Sí, pagarle al SAT con arte. La historia comenzó en 1957, cuando un grupo de artistas, encabezado por David Alfaro Siqueiros, buscó una manera de cumplir con sus obligaciones fiscales desde la particularidad de su oficio. Con el apoyo de Hugo B. Margáin, entonces director del Impuesto sobre la Renta, nació el programa Pago en Especie: un mecanismo que permite cubrir determinados impuestos entregando piezas de producción propia.
La premisa detrás del programa era tan práctica como radical: si el trabajo de un artista genera ingresos, también produce valor. Y ese valor no siempre tiene que traducirse primero en dinero para que el Estado pueda reconocerlo.
Una obra frente al sistema
Pagar impuestos con arte puede sonar como una ruta creativa para escapar del SAT, pero no se trata de evasión ni de un intercambio improvisado. El programa está dirigido a artistas plásticos mexicanos y extranjeros residentes en el país que cumplan con sus obligaciones fiscales y obtengan ingresos por la venta de su obra.
Las piezas propuestas deben ser de su autoría, cumplir con requisitos técnicos y documentales y pasar por un proceso de evaluación. Pinturas, esculturas y grabados son revisados por un comité de especialistas antes de ser aceptados. Incluso su presentación está regulada: las pinturas deben entregarse firmadas, fechadas y preparadas para su exhibición; las esculturas y los grabados también deben incluir los datos que permitan identificarlos correctamente.
El artista paga, solo que lo hace con el resultado de años de formación, técnica, investigación y trabajo creativo. Ahí está lo verdaderamente interesante: por un momento, una institución diseñada para calcular el mundo en cifras acepta que el valor también puede estar contenido en un lienzo, una forma o una imagen.
De obligación fiscal a patrimonio colectivo
Las obras aceptadas pasan a integrar la Colección Pago en Especie de la Secretaría de Hacienda. De acuerdo con información oficial publicada en 2025, la colección reúne 11,671 piezas; parte de ellas permanece bajo custodia federal y otra se distribuye entre entidades y municipios. Las obras pueden exhibirse en museos, recintos culturales, oficinas y edificios públicos, donde dejan de ser únicamente el pago de una obligación individual para convertirse en bienes accesibles para la sociedad.
Así, una transacción fiscal produce algo que el dinero difícilmente podría garantizar por sí solo: memoria cultural.
La colección permite recorrer distintas épocas, lenguajes y preocupaciones del arte producido en México. En ella aparecen obras de figuras como Leonora Carrington, Francisco Toledo, Vicente Rojo, Manuel Felguérez, Marta Palau y Pedro Friedeberg, junto con las de artistas cuyas trayectorias continúan construyéndose.

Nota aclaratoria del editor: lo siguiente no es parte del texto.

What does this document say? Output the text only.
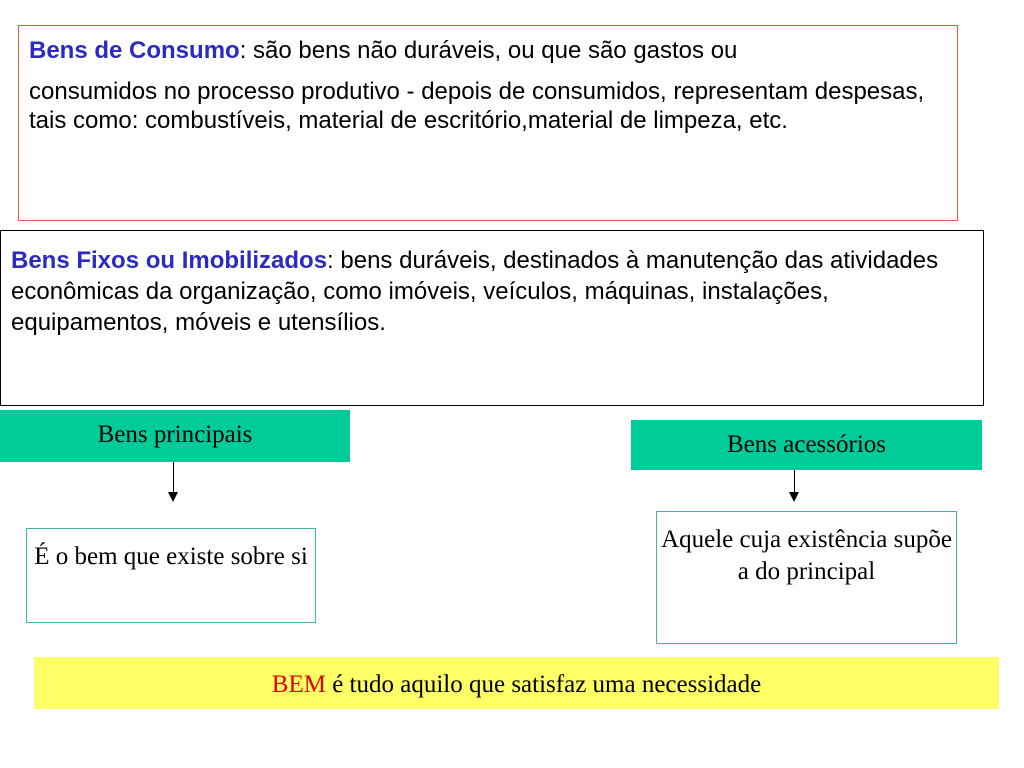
Bens de Consumo: são bens não duráveis, ou que são gastos ou

consumidos no processo produtivo - depois de consumidos, representam despesas, tais como: combustíveis, material de escritório,material de limpeza, etc.

Bens Fixos ou Imobilizados: bens duráveis, destinados à manutenção das atividades econômicas da organização, como imóveis, veículos, máquinas, instalações, equipamentos, móveis e utensílios.
Bens principais	Bens acessórios
É o bem que existe sobre si
Aquele cuja existência supõe a do principal
BEM é tudo aquilo que satisfaz uma necessidade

Cada pieza conserva la mirada de quien la creó, pero también registra una relación poco común entre el arte y las instituciones del país.
¿Un hackeo del sistema?
Quizá llamar a este programa un “hackeo” sea exagerado en términos fiscales. Después de todo, se trata de un mecanismo regulado por el propio Estado. Culturalmente, sin embargo, la palabra tiene algo de verdad.
Pago en Especie abre una grieta dentro de una lógica que suele reducir el valor a cantidades intercambiables. Por esa grieta entra una idea mucho más amplia: la creatividad también genera capital, sostiene trayectorias, construye identidad y produce patrimonio.
Lo punk no está en evadir el sistema, sino en conseguir que el sistema hable otro idioma.
También vale la pena mirar sus límites. El beneficio no alcanza a todas las disciplinas ni resuelve la precariedad que atraviesa buena parte del trabajo cultural. Su existencia, sin embargo, demuestra que las estructuras económicas no son completamente rígidas. Pueden diseñarse para reconocer otras maneras de producir valor y para convertir una obligación privada en riqueza compartida.
En un país que ha hecho del arte una de sus formas más poderosas de narrarse, quizás esto no debería parecernos tan extraño. México encontró una manera de cobrar impuestos y, al mismo tiempo, ampliar su memoria visual.
Porque cuando el arte entra en la economía, no deja de ser arte. A veces se convierte en capital. A veces en patrimonio. Y, de vez en cuando, también en una forma inesperada de dialogar con el sistema.